Me he preguntado también si contagiar esperanza o al menos un gramo de ideas para cambiar al país es una faena propia de nuestra generación.
O quizá una mezcla de ambas cosas.
Me explico.
Aunque nacimos en un mundo de cambios mucho más acelerados que en otras décadas, los escenarios son inciertos.
Por ejemplo, la generación anterior a la nuestra nos convenció de que la educación servía para hacerse un futuro. Hoy, no es así.
Historias de jóvenes se acumulan como muestra de que eso no asegura conseguir empleo, que no es una garantía de contar con el capital para hacer una empresa o que, simplemente, que ni siquiera asegura una “chamba” de los sueños.

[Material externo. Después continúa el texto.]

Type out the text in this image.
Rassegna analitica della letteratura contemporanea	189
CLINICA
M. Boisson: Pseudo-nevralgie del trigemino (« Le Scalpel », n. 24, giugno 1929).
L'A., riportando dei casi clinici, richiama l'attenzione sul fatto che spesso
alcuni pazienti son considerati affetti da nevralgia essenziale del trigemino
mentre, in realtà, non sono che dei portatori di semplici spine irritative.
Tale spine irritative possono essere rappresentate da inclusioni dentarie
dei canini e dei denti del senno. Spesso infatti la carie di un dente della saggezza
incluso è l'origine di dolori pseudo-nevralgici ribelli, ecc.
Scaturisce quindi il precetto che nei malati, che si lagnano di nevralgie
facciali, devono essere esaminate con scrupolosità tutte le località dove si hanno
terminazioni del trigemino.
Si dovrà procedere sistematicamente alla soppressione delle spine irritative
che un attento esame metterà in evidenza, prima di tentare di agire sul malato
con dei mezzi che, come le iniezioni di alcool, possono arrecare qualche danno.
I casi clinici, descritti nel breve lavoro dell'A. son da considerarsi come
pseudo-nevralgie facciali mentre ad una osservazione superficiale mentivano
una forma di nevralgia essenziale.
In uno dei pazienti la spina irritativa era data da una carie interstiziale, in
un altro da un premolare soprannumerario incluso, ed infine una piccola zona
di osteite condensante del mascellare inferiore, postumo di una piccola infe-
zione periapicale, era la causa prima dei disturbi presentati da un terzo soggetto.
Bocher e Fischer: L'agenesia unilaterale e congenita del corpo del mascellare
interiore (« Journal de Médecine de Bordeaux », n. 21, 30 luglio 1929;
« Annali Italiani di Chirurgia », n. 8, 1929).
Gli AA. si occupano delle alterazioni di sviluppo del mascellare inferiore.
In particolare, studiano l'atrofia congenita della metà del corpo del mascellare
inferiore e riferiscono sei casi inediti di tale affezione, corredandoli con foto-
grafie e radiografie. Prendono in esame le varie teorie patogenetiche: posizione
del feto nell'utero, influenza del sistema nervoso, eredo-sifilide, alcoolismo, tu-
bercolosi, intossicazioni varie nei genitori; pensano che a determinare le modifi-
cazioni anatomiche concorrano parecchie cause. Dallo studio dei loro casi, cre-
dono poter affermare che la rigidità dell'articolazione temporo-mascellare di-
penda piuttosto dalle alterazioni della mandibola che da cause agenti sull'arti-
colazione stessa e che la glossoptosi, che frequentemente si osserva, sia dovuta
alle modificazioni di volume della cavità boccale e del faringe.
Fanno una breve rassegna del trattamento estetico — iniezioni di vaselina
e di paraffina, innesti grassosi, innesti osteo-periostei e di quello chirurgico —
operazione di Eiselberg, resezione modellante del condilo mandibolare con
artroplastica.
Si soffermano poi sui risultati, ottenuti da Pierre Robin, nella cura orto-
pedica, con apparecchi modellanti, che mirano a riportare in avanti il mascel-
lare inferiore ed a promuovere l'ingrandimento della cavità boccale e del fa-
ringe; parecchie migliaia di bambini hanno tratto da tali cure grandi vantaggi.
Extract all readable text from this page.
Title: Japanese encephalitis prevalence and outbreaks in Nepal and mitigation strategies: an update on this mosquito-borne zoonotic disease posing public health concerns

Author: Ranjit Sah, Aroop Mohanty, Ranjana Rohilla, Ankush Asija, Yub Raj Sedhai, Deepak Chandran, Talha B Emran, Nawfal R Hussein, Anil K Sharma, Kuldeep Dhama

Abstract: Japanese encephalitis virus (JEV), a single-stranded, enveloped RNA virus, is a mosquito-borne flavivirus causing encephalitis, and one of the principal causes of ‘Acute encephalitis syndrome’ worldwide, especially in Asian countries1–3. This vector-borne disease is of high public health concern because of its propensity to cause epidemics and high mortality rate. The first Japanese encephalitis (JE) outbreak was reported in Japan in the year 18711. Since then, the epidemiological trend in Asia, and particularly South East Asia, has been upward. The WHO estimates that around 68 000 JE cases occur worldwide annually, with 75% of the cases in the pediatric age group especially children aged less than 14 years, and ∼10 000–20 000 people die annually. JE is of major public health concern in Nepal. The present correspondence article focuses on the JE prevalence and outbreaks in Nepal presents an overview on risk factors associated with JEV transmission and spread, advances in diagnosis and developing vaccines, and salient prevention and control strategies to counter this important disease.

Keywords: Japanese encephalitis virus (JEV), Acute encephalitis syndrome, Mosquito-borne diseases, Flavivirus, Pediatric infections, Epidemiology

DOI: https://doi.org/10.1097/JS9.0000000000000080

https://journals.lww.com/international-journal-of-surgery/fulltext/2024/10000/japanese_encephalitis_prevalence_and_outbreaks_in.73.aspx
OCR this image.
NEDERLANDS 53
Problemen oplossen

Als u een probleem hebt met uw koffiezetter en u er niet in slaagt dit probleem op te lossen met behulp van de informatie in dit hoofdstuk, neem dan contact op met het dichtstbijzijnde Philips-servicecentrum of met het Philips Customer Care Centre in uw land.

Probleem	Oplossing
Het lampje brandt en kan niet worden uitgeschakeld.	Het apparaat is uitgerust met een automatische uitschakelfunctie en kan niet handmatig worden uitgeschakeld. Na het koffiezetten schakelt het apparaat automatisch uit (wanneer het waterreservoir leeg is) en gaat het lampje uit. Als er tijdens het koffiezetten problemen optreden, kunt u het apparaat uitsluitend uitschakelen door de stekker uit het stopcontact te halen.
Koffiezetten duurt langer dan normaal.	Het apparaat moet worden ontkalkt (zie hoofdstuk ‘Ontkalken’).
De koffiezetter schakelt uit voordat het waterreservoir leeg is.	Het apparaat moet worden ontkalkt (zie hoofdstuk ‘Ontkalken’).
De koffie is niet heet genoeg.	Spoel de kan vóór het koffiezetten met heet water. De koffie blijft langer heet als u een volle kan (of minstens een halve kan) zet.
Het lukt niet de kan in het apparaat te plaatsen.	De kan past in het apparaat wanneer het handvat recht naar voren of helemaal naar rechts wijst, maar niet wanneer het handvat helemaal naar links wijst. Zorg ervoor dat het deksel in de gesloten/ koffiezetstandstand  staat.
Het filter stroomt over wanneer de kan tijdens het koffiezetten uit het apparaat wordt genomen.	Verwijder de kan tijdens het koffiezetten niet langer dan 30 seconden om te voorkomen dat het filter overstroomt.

Y que, cuando lo logras y eres una de las cifras que aportan a la productividad del país, te topas con la ausencia de respeto a los derechos laborales, la esclavitud de la que se es presa, la competencia desleal, el clásico “el que no tranza no avanza” y una serie de monstruos más.
Hoy, la juventud desconcertada también desconcierta.
Actualmente, no hay análisis de mercado más fascinante que los que investigan los comportamientos de consumo de los jóvenes.
De sus preferencias diversas, su búsqueda constante por lo nuevo, las invenciones tecnológicas, como también su apatía o su superficialidad.
No hace mucho vi en Internet la galería del fotógrafo David Stewart, quien retrata a una juventud cansada. Si la generación anterior vivió pegada al televisor, está demuestra su mayor excitación frente a las nuevas televisiones: el celular, la tableta o la computadora.
Jóvenes cuya expresión facial demuestra todo menos su propia juventud. El artista lo define así:
“Sujetos que no se sienten seguros, que buscan siempre una moda que seguir o no, saber qué hacen los demás, encajar en el molde o desmarcarse, aplastados por el peso de la tecnología que los vuelve antisociales y los obsesiona”.
Entonces, la carga es doble.
Hay que lidiar con las realidades y al mismo tiempo el peso de una autoestima baja que sólo se llena con popularidad, frivolidad, o las tendencias.
Si el mundo actualmente es complejo en sus problemas públicos, si siempre hemos apelado a que la juventud puede ser la fuente que repare los errores anteriores a los anteriores, pero si ésta prácticamente nació cansada, entonces, ¿qué nos asegura nuestra propia vejez? Incertidumbre.
México es un país de jóvenes.
Las estadísticas lo confirman. Pero tampoco lo está reflejando en los temas más importantes que causan nuestros dolores colectivos.
Aunque exista siempre una masa crítica que esté interesada en darse a la tarea de involucrarse en los asuntos públicos, está claro que está es una generación muy distinta a la que estábamos acostumbrados.
Rebeldes, pero pasivos. Conectados, pero desconectados.
Con pocas o nulas esperanzas de futuros, pero siguiendo la tradición de “sacrificarse” por “ser alguien”.
Los que llegan a los 30 años y siguen viviendo en casa de sus padres porque no alcanza o por el miedo a crecer.
Aquellos que primero ponen los ceros del cheque y después preguntan qué van a hacer.
La generación cómoda y la generación incómoda a la par de un país necesitado de cambios, de esa juventud que en años anteriores se cansaba mientras contaba los años, pero que en estas nuevas ya está naciendo cansada.